The recent clinical study failed to detect B. thetaiotaomicron in the intestinal microflora in patients with ulcerative colitis. This also suggests the protective role of B. thetaiotaomicron and it may be recommended as a probiotic in cholelithiasis. However, randomized clinical trials are required to evaluate the safety and efficacy of its probiotic strains.

It has been found that the antitumor efficacy and immunostimulatory effect of the cytotoxic T-lymphocyte-associated protein 4 (CTLA-4) blockade were linked to the activity of various species of Bacteroides such as B. thetaiotaomicron and B. fragilis.[39]

Genome-sequenced isolates allow drawing a conclusion about the functional capacity of genes in the reference genomes and identifying genetic variation of the studied strains in a fashion such that permits the understanding of all biological processes in which the target gene can be involved. This eliminates the need for ultradeep metagenomic sequencing and ensures that complete functional pathways are contained within an individual bacterium. In addition to increased accuracy, this method also has the capacity to improve sensitivity for functional analysis, allowing identification of functions that, although not prevalent, may represent fundamental differences between the study cohorts.

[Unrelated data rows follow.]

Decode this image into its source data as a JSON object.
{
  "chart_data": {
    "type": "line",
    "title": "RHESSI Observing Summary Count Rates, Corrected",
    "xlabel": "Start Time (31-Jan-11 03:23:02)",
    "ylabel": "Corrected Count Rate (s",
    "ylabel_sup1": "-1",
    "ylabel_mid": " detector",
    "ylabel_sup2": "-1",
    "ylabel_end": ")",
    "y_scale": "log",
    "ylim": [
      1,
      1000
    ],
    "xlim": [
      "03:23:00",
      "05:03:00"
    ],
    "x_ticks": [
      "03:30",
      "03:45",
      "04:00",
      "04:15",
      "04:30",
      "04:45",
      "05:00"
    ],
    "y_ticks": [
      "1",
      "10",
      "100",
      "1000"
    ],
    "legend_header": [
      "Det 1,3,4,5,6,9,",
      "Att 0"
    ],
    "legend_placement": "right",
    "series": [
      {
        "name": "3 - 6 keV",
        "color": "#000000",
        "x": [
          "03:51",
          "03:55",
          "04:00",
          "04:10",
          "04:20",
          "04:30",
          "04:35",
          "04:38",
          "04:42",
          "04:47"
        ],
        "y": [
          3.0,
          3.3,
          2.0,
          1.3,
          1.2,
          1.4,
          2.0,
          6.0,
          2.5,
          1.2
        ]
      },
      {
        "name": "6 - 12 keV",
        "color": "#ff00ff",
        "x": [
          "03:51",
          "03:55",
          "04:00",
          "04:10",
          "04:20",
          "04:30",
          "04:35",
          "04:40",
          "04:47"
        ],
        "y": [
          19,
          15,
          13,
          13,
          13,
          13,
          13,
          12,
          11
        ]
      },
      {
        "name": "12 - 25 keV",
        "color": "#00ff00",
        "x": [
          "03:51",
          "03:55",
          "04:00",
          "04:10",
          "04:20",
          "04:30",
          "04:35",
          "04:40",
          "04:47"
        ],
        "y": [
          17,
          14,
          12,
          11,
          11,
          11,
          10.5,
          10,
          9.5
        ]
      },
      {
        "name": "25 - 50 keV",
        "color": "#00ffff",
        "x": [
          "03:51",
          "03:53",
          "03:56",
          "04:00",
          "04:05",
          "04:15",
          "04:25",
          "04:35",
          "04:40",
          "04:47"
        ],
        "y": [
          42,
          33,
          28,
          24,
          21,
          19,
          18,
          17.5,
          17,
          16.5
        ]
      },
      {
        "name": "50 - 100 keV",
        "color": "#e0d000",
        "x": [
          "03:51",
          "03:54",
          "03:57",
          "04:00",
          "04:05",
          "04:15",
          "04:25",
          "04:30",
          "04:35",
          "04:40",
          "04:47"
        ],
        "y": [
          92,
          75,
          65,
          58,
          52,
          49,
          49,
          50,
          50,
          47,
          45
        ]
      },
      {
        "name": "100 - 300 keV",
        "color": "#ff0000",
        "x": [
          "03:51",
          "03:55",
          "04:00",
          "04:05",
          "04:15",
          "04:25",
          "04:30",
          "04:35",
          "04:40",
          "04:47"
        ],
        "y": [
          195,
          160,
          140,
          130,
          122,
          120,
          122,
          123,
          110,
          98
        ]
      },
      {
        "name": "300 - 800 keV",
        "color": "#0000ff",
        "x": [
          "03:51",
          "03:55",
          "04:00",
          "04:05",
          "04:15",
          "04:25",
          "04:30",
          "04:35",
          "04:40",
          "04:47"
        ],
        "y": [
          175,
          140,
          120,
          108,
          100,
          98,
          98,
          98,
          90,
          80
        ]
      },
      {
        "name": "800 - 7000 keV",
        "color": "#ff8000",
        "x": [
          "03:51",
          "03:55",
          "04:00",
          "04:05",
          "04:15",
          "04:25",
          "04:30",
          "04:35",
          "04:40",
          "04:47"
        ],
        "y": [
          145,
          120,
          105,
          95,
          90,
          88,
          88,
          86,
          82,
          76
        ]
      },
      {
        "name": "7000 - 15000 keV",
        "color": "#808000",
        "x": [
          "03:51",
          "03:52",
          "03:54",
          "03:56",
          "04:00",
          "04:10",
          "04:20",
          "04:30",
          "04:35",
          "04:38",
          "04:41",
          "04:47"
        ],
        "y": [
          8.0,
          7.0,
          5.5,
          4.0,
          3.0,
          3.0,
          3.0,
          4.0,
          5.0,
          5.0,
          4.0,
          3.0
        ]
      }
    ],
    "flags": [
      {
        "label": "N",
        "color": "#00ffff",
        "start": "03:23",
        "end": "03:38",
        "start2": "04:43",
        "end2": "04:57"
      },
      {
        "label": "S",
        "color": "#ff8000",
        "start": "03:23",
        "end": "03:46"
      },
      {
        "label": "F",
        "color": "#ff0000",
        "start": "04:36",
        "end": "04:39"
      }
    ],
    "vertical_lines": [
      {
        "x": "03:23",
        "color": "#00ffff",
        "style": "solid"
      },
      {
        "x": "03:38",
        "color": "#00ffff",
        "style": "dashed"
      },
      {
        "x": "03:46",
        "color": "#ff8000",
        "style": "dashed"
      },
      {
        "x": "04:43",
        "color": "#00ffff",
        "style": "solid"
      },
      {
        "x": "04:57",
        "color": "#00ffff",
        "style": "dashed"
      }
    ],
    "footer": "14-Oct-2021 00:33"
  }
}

The study introduced an algorithm of the bioinformatics analysis for applied medical and scientific research and tested it on samples 6000 and t6228. The results of the bioinformatics assay on the intestinal symbiont B. thetaiotaomicron isolated from blood were presented. This was the first study to bioinformatically analyze the genome of two B. thetaiotaomicron strains based on the 16S rRNA gene sequencing data. It was found that the sample t6000 had more genes responsible for virulence as compared to the reference. Potentially, this strain represents microorganisms with acquired resistance to antibiotics. The possibility of using B. thetaiotaomicron as a marker of severe gastrointestinal diseases was examined. The results of the bioinformatics analysis may be useful when identifying gastrointestinal diseases, optimizing treatment for infections of the abdominal cavity and deep wounds, and when detecting resistance to antibiotics. Sigma factor (σ factor or specificity factor) is a protein required to initiate transcription in bacteria. This is a factor in initiating bacterial transcription, which provides specific binding of RNA polymerase (RNAP) to gene promoters. It is homologous to archeological transcription factor B and eukaryotic factor TFIIB. We have suggested that under the action of chemotherapeutic drugs and antibiotics in bacteroids there is a violation of the initiation of transcription of the relevant genes that will vary depending on the gene and the environmental signals required to initiate the transcription of this gene. Thus, the determination of the corresponding sigma factor will make it possible to identify the external factor that led to the commission of the corresponding gene and hence to the diagnosis. Because of the genome sequencing of these bacteria, it was found that they cannot be presented to any of the known strains of B. thetaiotaomicron and it should be assumed that these bacterias are new species and require research that is more detailed.